Speedy has furloughed half of its employees and closed all of its stores to customer visits. However, its larger superstores are still trading through digital platforms or by telephone.
Some 1,725 Speedy staff have been temporarily laid off (furloughed) under the UK government's coronavirus job protection scheme and in Ireland under the Irish government's wage subsidy scheme. Other employees, where possible, are working from home.
Speedy has taken advantage of government support initiatives, including payroll support for furloughed staff, business rates relief, and a reduction, or deferral, in taxes payable.

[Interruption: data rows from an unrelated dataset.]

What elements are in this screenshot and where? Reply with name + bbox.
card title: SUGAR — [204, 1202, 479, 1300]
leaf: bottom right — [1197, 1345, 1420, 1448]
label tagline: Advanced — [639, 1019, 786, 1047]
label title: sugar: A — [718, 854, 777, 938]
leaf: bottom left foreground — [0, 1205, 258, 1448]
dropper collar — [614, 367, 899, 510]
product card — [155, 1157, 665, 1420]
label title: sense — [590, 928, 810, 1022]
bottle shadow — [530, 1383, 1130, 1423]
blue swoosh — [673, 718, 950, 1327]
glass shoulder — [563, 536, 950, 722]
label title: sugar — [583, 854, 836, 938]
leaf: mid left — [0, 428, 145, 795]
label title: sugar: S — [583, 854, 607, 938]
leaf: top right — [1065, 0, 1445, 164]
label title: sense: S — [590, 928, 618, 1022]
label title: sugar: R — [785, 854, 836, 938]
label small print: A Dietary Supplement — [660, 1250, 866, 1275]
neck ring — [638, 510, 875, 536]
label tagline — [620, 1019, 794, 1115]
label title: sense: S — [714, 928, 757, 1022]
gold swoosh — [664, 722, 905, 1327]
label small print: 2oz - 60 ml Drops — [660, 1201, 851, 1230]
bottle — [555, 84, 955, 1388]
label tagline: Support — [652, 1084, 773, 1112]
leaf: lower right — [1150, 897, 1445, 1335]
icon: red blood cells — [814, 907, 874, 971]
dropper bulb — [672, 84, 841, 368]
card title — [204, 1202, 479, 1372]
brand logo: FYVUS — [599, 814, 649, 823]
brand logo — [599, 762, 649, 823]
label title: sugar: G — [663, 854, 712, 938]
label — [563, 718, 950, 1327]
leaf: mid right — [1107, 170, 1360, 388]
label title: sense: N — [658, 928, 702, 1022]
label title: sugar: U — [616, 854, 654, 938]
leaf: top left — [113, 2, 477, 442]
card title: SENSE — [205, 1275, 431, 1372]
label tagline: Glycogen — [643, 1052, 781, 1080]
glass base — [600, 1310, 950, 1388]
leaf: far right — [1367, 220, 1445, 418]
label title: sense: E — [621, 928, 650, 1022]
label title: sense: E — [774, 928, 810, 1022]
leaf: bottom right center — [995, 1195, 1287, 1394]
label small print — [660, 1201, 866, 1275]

Overall, Speedy reckons it can cope. While demand for certain products and services has reduced, many projects are continuing, it says, and new opportunities are emerging – such as the development of emergency field hospitals.
As a result, Speedy has retained ‘a substantial proportion of its revenues entering its new financial year’, the board said.

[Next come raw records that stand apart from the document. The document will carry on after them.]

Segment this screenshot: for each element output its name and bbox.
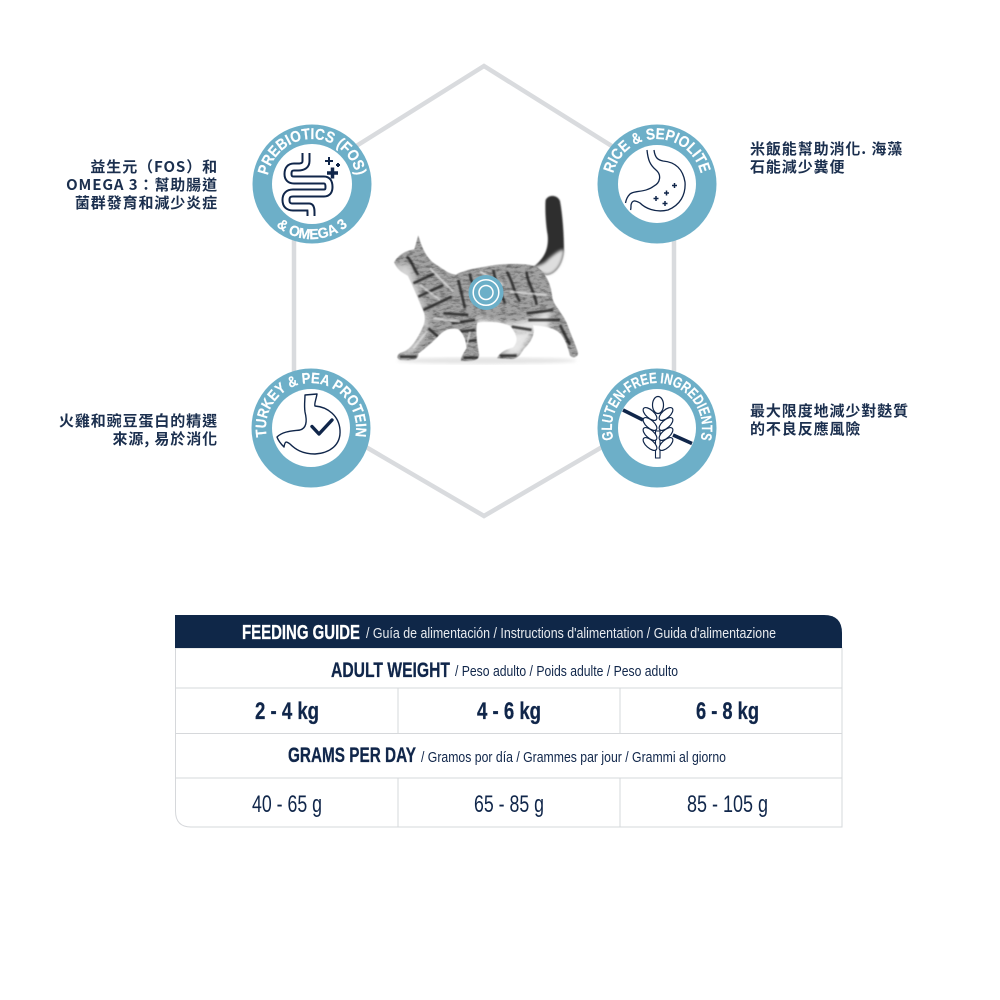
- icon: stomach with plus signs: [626, 150, 685, 211]
- text: gluten description: [750, 400, 909, 439]
- target on cat belly: [468, 275, 504, 310]
- text: prebiotics description: 菌群發育和減少炎症: [75, 192, 218, 213]
- badge: gluten-free ingredients: GLUTEN-FREE INGREDIENTS: [601, 372, 712, 440]
- table header: [175, 615, 842, 648]
- hexagon outline: [294, 66, 674, 516]
- badge: rice and sepiolite: RICE & SEPIOLITE: [603, 128, 711, 174]
- badge: prebiotics: & OMEGA 3: [277, 219, 347, 240]
- text: protein description: 火雞和豌豆蛋白的精選: [59, 410, 218, 431]
- text: prebiotics description: [66, 156, 218, 213]
- text: rice description: [750, 138, 903, 177]
- row: grams per day: [288, 744, 726, 767]
- row: adult weight: ADULT WEIGHT: [331, 659, 450, 682]
- row: grams values: [252, 791, 768, 818]
- badge: rice and sepiolite: [598, 124, 716, 244]
- table header: FEEDING GUIDE: [242, 622, 360, 644]
- icon: stomach with check: [277, 394, 340, 454]
- row: adult weight: / Peso adulto / Poids adulte / Peso adulto: [455, 664, 678, 680]
- badge: turkey and pea protein: [252, 368, 370, 488]
- text: rice description: 米飯能幫助消化. 海藻: [750, 138, 903, 159]
- text: gluten description: 的不良反應風險: [750, 418, 861, 439]
- badge: gluten-free ingredients: [598, 368, 716, 488]
- text: prebiotics description: OMEGA 3：幫助腸道: [66, 174, 218, 195]
- row: weight values: 4 - 6 kg: [477, 698, 541, 725]
- row: grams per day: GRAMS PER DAY: [288, 744, 416, 767]
- text: prebiotics description: 益生元（FOS）和: [90, 156, 218, 177]
- table header: / Guía de alimentación / Instructions d'alimentation / Guida d'alimentazione: [366, 626, 776, 642]
- row: adult weight: [331, 659, 678, 682]
- feeding guide table: [175, 615, 842, 827]
- row: grams per day: / Gramos por día / Grammes par jour / Grammi al giorno: [421, 750, 726, 766]
- row: grams values: 85 - 105 g: [687, 791, 768, 818]
- text: gluten description: 最大限度地減少對麩質: [750, 400, 909, 421]
- icon: intestine: [286, 153, 340, 216]
- badge: prebiotics: [252, 124, 372, 244]
- row: grams values: 65 - 85 g: [474, 791, 544, 818]
- icon: crossed wheat: [623, 396, 692, 458]
- text: protein description: 來源, 易於消化: [113, 428, 218, 449]
- badge: prebiotics: PREBIOTICS (FOS): [258, 128, 367, 175]
- badge: turkey and pea protein: TURKEY & PEA PROTEIN: [255, 372, 367, 438]
- row: weight values: 2 - 4 kg: [255, 698, 319, 725]
- row: weight values: [255, 698, 759, 725]
- text: rice description: 石能減少糞便: [750, 156, 845, 177]
- row: grams values: 40 - 65 g: [252, 791, 322, 818]
- cat illustration: [390, 196, 583, 365]
- row: weight values: 6 - 8 kg: [696, 698, 759, 725]
- text: protein description: [59, 410, 218, 449]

In addition, its fleet is young enough to get away with slashing capital expenditure in the financial year 2020/21, it added.
Speedy’s net debt at 31st March 2020 was £80m, which is well within its £180m borrowing limits.
Chief executive Russell Down said: "Speedy has an important role in supporting the delivery of customers' projects and particularly those providing essential services at this critical time. We are proud to be supporting several Covid-19 related projects, including the establishment of the Nightingale hospitals, and have offered our four-hour delivery service free to all NHS providers.
“We have taken significant measures to protect our financial position whilst preserving our ability to continue trading and to respond quickly to changing market conditions. Over the medium term we remain well positioned to benefit as normal trading conditions resume.”